HuNT: Exploiting Heterogeneous PIM Devices to Design a 3-D Manycore Architecture for DNN Training

Abstract

Processing-in-memory (PIM) architectures have emerged as an attractive computing paradigm for accelerating deep neural network (DNN) training and inferencing. However, a plethora of PIM devices, e.g., resistive random-access memory, ferroelectric field-effect transistor, phase change memory, MRAM, static random-access memory, exists and each of these devices offers advantages and drawbacks in terms of power, latency, area, and nonidealities. A heterogeneous architecture that combines the benefits of multiple devices in a single platform can enable energy-efficient and high-performance DNN training and inference. 3-D integration enables the design of such a heterogeneous architecture where multiple planar tiers consisting of different PIM devices can be integrated into a single platform.

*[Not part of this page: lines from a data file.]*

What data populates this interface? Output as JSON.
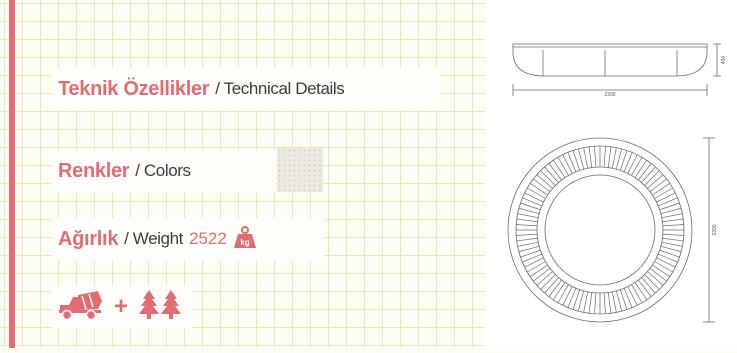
{
  "labels": {
    "technical_tr": "Teknik Özellikler",
    "technical_en": "/ Technical Details",
    "colors_tr": "Renkler",
    "colors_en": "/ Colors",
    "weight_tr": "Ağırlık",
    "weight_en": "/ Weight",
    "weight_value": "2522",
    "weight_unit": "kg"
  },
  "drawing": {
    "elevation_width": "2200",
    "elevation_height": "450",
    "plan_diameter": "2200"
  },
  "icons": [
    "concrete-mixer-truck-icon",
    "plus-icon",
    "two-trees-icon"
  ],
  "colors": {
    "accent": "#e36c72",
    "grid": "#e3ebb6",
    "swatch": "#ebe9e2"
  }
}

In this work, we propose the HuNT framework, which hunts for (finds) an optimal DNN neural layer mapping, and planar tier configurations for a 3-D heterogeneous architecture. Overall, our experimental results demonstrate that the HuNT-enabled 3-D heterogeneous architecture achieves up to $10 {\times }$ and $3.5 {\times }$ improvement with respect to the homogeneous and existing heterogeneous PIM-based architectures, respectively, in terms of energy-efficiency (TOPS/W). Similarly, the proposed HuNT-enabled architecture outperforms existing homogeneous and heterogeneous architectures by up to $8 {\times }$ and $2.4\times $ , respectively, in terms of compute-efficiency (TOPS/mm2) without compromising the final DNN accuracy.